Senior Liberal Democrats are preparing to clash with the Treasury and their Conservative partners over increased funding for long term care.

Several government Liberal Democrat sources said they were worried the reforms would not be made, mainly due to a reluctance to commit the necessary funding, which would be likely to stretch to more than £1bn a year.

It is a particularly contentious issue for the coalition after health secretary Andrew Lansley was accused of betraying cross-party talks on long term care before last year’s general election, when he attacked plans for a so-called “death tax”.

One senior Liberal Democrat told HSJ that the reforms – likely to be based on proposals made by the Dilnot commission in July – “have to happen”.

But the source also said the Lib Dems were worried the changes would not be implemented because of the Treasury’s reluctance to fund them.

The Department of Health announced a further consultation on long term care last week and has been accused of kicking the issue into the long grass.

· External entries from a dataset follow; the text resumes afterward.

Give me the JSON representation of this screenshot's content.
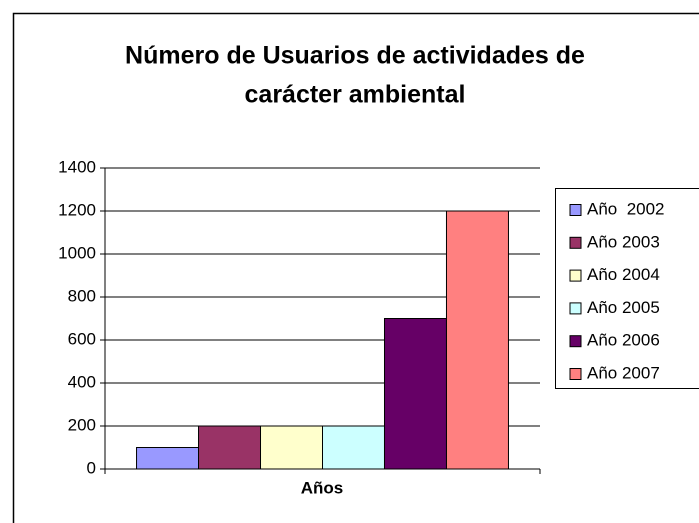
{
  "chart_data": {
    "type": "bar",
    "title": [
      "Número de Usuarios de actividades de",
      "carácter ambiental"
    ],
    "x_label": "Años",
    "categories": [
      null
    ],
    "series": [
      {
        "name": "Año  2002",
        "color": "#9999ff",
        "values": [
          100
        ]
      },
      {
        "name": "Año 2003",
        "color": "#993366",
        "values": [
          200
        ]
      },
      {
        "name": "Año 2004",
        "color": "#ffffcc",
        "values": [
          200
        ]
      },
      {
        "name": "Año 2005",
        "color": "#ccffff",
        "values": [
          200
        ]
      },
      {
        "name": "Año 2006",
        "color": "#660066",
        "values": [
          700
        ]
      },
      {
        "name": "Año 2007",
        "color": "#ff8080",
        "values": [
          1200
        ]
      }
    ],
    "ylim": [
      0,
      1400
    ],
    "yticks": [
      0,
      200,
      400,
      600,
      800,
      1000,
      1200,
      1400
    ],
    "grid": true,
    "legend": "right"
  }
}
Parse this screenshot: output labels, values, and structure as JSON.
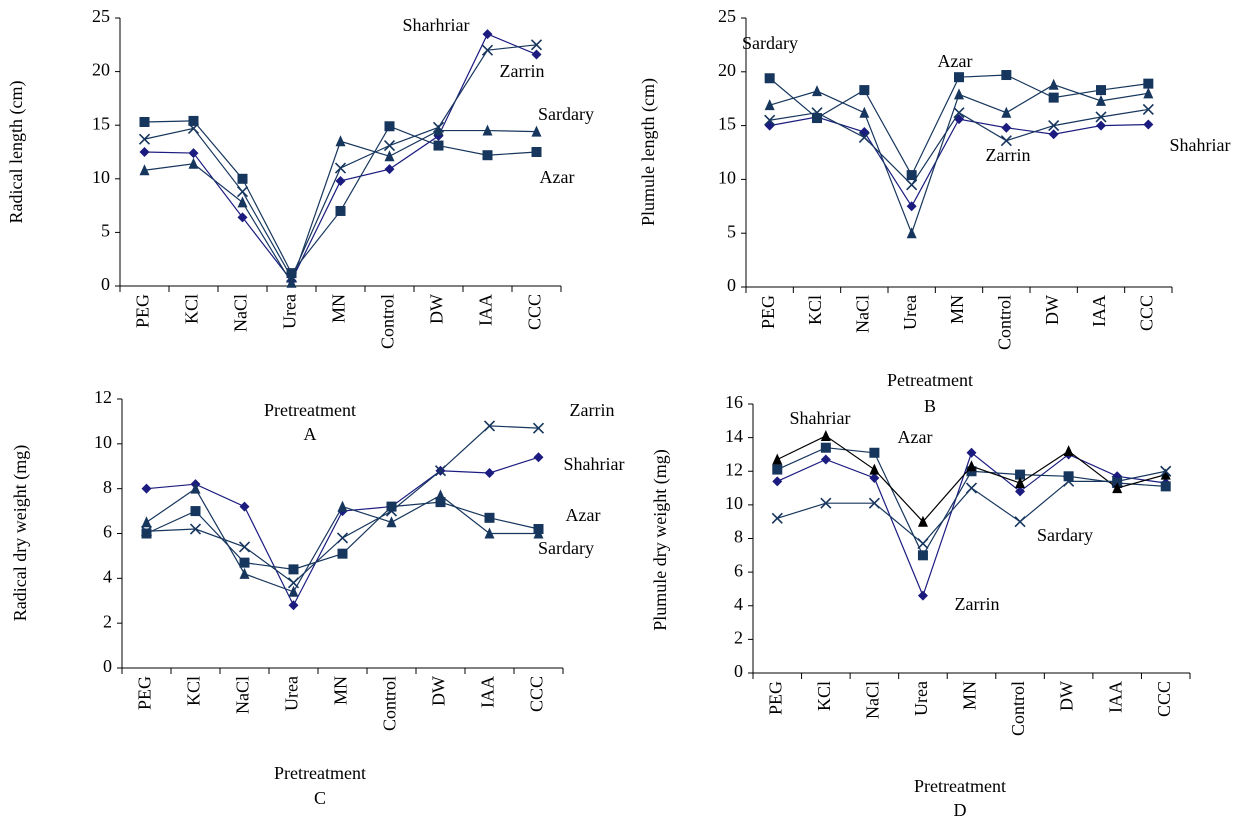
{
  "chart_data": [
    {
      "type": "line",
      "y_label": "Radical length (cm)",
      "x_label": "Pretreatment",
      "panel_label": "A",
      "categories": [
        "PEG",
        "KCl",
        "NaCl",
        "Urea",
        "MN",
        "Control",
        "DW",
        "IAA",
        "CCC"
      ],
      "ylim": [
        0,
        25
      ],
      "yticks": [
        0,
        5,
        10,
        15,
        20,
        25
      ],
      "series": [
        {
          "name": "Sharhriar",
          "color": "#1c1c80",
          "marker": "diamond",
          "values": [
            12.5,
            12.4,
            6.4,
            0.5,
            9.8,
            10.9,
            14.0,
            23.5,
            21.6
          ]
        },
        {
          "name": "Azar",
          "color": "#17365d",
          "marker": "square",
          "values": [
            15.3,
            15.4,
            10.0,
            1.2,
            7.0,
            14.9,
            13.1,
            12.2,
            12.5
          ]
        },
        {
          "name": "Sardary",
          "color": "#17365d",
          "marker": "triangle",
          "values": [
            10.8,
            11.4,
            7.8,
            0.3,
            13.5,
            12.1,
            14.5,
            14.5,
            14.4
          ]
        },
        {
          "name": "Zarrin",
          "color": "#17365d",
          "marker": "x",
          "values": [
            13.7,
            14.7,
            8.8,
            0.8,
            11.0,
            13.1,
            14.8,
            22.0,
            22.5
          ]
        }
      ]
    },
    {
      "type": "line",
      "y_label": "Plumule length (cm)",
      "x_label": "Petreatment",
      "panel_label": "B",
      "categories": [
        "PEG",
        "KCl",
        "NaCl",
        "Urea",
        "MN",
        "Control",
        "DW",
        "IAA",
        "CCC"
      ],
      "ylim": [
        0,
        25
      ],
      "yticks": [
        0,
        5,
        10,
        15,
        20,
        25
      ],
      "series": [
        {
          "name": "Shahriar",
          "color": "#1c1c80",
          "marker": "diamond",
          "values": [
            15.0,
            15.8,
            14.4,
            7.5,
            15.6,
            14.8,
            14.2,
            15.0,
            15.1
          ]
        },
        {
          "name": "Azar",
          "color": "#17365d",
          "marker": "square",
          "values": [
            19.4,
            15.7,
            18.3,
            10.4,
            19.5,
            19.7,
            17.6,
            18.3,
            18.9
          ]
        },
        {
          "name": "Sardary",
          "color": "#17365d",
          "marker": "triangle",
          "values": [
            16.9,
            18.2,
            16.2,
            5.0,
            17.9,
            16.2,
            18.8,
            17.3,
            18.0
          ]
        },
        {
          "name": "Zarrin",
          "color": "#17365d",
          "marker": "x",
          "values": [
            15.5,
            16.2,
            13.9,
            9.5,
            16.2,
            13.6,
            15.0,
            15.8,
            16.5
          ]
        }
      ]
    },
    {
      "type": "line",
      "y_label": "Radical dry weight (mg)",
      "x_label": "Pretreatment",
      "panel_label": "C",
      "categories": [
        "PEG",
        "KCl",
        "NaCl",
        "Urea",
        "MN",
        "Control",
        "DW",
        "IAA",
        "CCC"
      ],
      "ylim": [
        0,
        12
      ],
      "yticks": [
        0,
        2,
        4,
        6,
        8,
        10,
        12
      ],
      "series": [
        {
          "name": "Shahriar",
          "color": "#1c1c80",
          "marker": "diamond",
          "values": [
            8.0,
            8.2,
            7.2,
            2.8,
            7.0,
            7.2,
            8.8,
            8.7,
            9.4
          ]
        },
        {
          "name": "Azar",
          "color": "#17365d",
          "marker": "square",
          "values": [
            6.0,
            7.0,
            4.7,
            4.4,
            5.1,
            7.2,
            7.4,
            6.7,
            6.2
          ]
        },
        {
          "name": "Sardary",
          "color": "#17365d",
          "marker": "triangle",
          "values": [
            6.5,
            8.0,
            4.2,
            3.4,
            7.2,
            6.5,
            7.7,
            6.0,
            6.0
          ]
        },
        {
          "name": "Zarrin",
          "color": "#17365d",
          "marker": "x",
          "values": [
            6.1,
            6.2,
            5.4,
            3.8,
            5.8,
            7.0,
            8.8,
            10.8,
            10.7
          ]
        }
      ]
    },
    {
      "type": "line",
      "y_label": "Plumule dry weight (mg)",
      "x_label": "Pretreatment",
      "panel_label": "D",
      "categories": [
        "PEG",
        "KCl",
        "NaCl",
        "Urea",
        "MN",
        "Control",
        "DW",
        "IAA",
        "CCC"
      ],
      "ylim": [
        0,
        16
      ],
      "yticks": [
        0,
        2,
        4,
        6,
        8,
        10,
        12,
        14,
        16
      ],
      "series": [
        {
          "name": "Shahriar",
          "color": "#1c1c80",
          "marker": "diamond",
          "values": [
            11.4,
            12.7,
            11.6,
            4.6,
            13.1,
            10.8,
            13.0,
            11.7,
            11.3
          ]
        },
        {
          "name": "Azar",
          "color": "#17365d",
          "marker": "square",
          "values": [
            12.1,
            13.4,
            13.1,
            7.0,
            12.0,
            11.8,
            11.7,
            11.3,
            11.1
          ]
        },
        {
          "name": "Sardary",
          "color": "#000000",
          "marker": "triangle",
          "values": [
            12.7,
            14.1,
            12.1,
            9.0,
            12.3,
            11.3,
            13.2,
            11.0,
            11.8
          ]
        },
        {
          "name": "Zarrin",
          "color": "#17365d",
          "marker": "x",
          "values": [
            9.2,
            10.1,
            10.1,
            7.7,
            11.0,
            9.0,
            11.4,
            11.4,
            12.0
          ]
        }
      ]
    }
  ]
}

Another senior Liberal Democrat, involved in discussions on the issue, said: “It is a difficult decision for the government. Social care is not seen as a priority, unlike the NHS, even though the [growing social care] costs will be dumped on the NHS.”

The Liberal Democrat health minister, Paul Burstow, speaking at a fringe event at the party’s conference in Birmingham on Monday, said: “I’m committed to making it [long term care reform] happen.”

Also at the conference, Baroness Shirley Williams said clinical commissioning groups should be required to involve nurses and doctors with secondary care experience in executive decision making roles rather than just on a governing board.

She also called for changes to the Health Bill to ensure the health secretary retains responsibility for securing provision of services. She said government regulations should have to be reviewed by the Commons health committee, rather than being “rubber-stamped”.